Delivering The New Green Economy

There is much talk in and on the air about whether the various economic stimulus plans being discussed and deployed around the world will work. Many of the plans have some sections devoted to greening the economy, for instance promoting more energy efficiency, less waste, and the generation of more renewable energy.

It has been pointed out that to a considerable extent policymakers and economists are flying blind in what a British minister - a close ally of the prime minister - has recently called the worst recession in more than a century, surpassing even the Great Depression. It certainly feels very hard to know what, if anything, will successfully get a nation or the world out of this self-induced catastrophe.

What all of the stimulus plans have in common is that they all desperately want to create jobs. Undoubtedly, if enough money is spent in the right ways then jobs will be created. Whether they will be enduring jobs is another and very important matter, but it is not the point of this piece. In the short run, then, we'll be able to measure the success of job creation quite simply by following the statistics on employment issued by nations. What is much harder to measure is how effective any of the 'green' measures will have been.

The problem comes in at least three parts: despite years of effort, it has proven difficult both to develop and to deliver green programs and policies and to measure their outcomes. If social scientists like Tim Jackson and Doug McKenzie-Mohr are right, there is something quite simple that we can start doing about this suite of problems, and if we don't, it is quite likely that we'll get the same dismal results that many others have had when they have tried to green the economy or even just small parts of it.

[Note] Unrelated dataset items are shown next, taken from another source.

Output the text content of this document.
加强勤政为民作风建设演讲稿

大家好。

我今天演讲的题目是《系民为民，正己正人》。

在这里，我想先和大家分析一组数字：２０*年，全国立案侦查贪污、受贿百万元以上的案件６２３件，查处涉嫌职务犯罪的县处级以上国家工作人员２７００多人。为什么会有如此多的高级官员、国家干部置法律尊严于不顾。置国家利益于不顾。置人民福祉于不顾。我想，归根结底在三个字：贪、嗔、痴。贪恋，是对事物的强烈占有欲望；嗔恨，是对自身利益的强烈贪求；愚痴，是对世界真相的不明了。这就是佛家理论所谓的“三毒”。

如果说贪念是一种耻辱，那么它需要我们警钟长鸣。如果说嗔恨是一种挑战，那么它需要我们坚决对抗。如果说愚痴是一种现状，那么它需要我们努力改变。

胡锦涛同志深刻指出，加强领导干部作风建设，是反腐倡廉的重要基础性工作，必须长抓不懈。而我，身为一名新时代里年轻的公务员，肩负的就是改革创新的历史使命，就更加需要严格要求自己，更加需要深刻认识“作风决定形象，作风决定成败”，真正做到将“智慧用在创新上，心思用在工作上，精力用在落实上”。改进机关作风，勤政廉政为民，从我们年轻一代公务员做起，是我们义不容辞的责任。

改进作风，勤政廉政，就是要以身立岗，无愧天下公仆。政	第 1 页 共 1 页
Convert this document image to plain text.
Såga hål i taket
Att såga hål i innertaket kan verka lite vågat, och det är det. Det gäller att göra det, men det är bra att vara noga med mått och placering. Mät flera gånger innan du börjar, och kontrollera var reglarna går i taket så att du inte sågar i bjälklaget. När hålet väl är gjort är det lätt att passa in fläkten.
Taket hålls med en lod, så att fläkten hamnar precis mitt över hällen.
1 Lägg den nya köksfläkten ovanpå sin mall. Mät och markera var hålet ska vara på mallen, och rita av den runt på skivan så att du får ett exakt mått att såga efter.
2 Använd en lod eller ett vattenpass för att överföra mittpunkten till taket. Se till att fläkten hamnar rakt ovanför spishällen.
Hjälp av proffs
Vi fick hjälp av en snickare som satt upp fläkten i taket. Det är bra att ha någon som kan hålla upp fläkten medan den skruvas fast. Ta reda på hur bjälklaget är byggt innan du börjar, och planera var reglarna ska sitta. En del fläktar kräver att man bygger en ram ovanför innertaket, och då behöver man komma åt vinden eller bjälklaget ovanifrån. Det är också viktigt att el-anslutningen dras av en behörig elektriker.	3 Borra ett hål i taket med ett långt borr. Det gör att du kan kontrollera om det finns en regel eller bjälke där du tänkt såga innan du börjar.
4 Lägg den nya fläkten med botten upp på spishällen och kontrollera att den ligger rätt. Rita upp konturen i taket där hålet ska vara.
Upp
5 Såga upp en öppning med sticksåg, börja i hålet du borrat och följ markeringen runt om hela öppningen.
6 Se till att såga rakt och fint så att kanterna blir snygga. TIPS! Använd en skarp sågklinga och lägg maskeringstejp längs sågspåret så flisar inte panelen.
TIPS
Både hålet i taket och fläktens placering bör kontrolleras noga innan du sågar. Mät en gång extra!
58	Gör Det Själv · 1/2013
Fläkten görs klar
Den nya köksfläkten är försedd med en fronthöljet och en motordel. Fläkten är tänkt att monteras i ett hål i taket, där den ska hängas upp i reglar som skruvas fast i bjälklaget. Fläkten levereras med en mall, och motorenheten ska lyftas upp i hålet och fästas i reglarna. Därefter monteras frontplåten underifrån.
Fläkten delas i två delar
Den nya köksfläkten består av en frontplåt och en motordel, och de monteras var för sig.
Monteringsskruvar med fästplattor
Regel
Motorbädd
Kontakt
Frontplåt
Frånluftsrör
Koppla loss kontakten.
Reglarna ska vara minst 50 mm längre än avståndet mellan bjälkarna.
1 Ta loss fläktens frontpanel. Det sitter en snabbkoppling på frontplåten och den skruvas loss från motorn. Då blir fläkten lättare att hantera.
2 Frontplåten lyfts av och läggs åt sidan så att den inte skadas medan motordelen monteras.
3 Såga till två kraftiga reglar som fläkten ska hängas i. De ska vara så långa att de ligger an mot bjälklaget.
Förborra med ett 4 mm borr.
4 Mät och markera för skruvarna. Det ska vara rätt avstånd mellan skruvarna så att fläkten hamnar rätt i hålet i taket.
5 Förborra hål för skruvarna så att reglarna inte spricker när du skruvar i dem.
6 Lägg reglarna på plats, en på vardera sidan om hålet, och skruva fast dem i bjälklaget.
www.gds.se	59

There is a lot of literature from social psychologists going back more than thirty years about how individuals and groups react to different methods of 'green' persuasion. Some techniques are quite effective and other techniques are so ineffective that they make a bad situation worse. For instance, just giving people more information, which is the most common strategy employed by both government and many green groups, very often falls into the latter category.

To illustrate this, researchers in Canada took two groups of householders and gave one group information about the benefits and financial savings to their community of watering their lawns less while the other group were much more actively coached and helped in how to reduce their water usage. The second group cut their lawn water usage by more than half. The first group actually increased their lawn watering.

This reaction is not an anomaly - there is increasing evidence that citizens and consumers become confused when bombarded with too much information, and their confusion may easily lead them to turn away from engagement in annoyance or become paralysed into gloomy inaction.

In another unfortunate example, a California energy utility spent more money on advertising the virtues of energy efficiency than it would have taken to have simply insulated the houses whose owners were being targeted. More widely, utilities spend billions of dollars on information programs which may well be a near complete waste of money.

Research shows that human actions, especially habitual ones, are very complex in their causes and pathways, and are very difficult to change. But there are some known techniques which work much better than others - the Canadian example given is not an isolated one-off. The real problem is that policy-makers, program planners and business leaders seem not to know about this important body of work.

With trillions of dollars about to be spent globally, at least in part aimed at developing a sustainable future, the research work on what policies deliver results and which tend to fail needs to be discovered and taken notice of urgently. If not, this possibly unique opportunity to deliver a more sustainable economy, may be still born.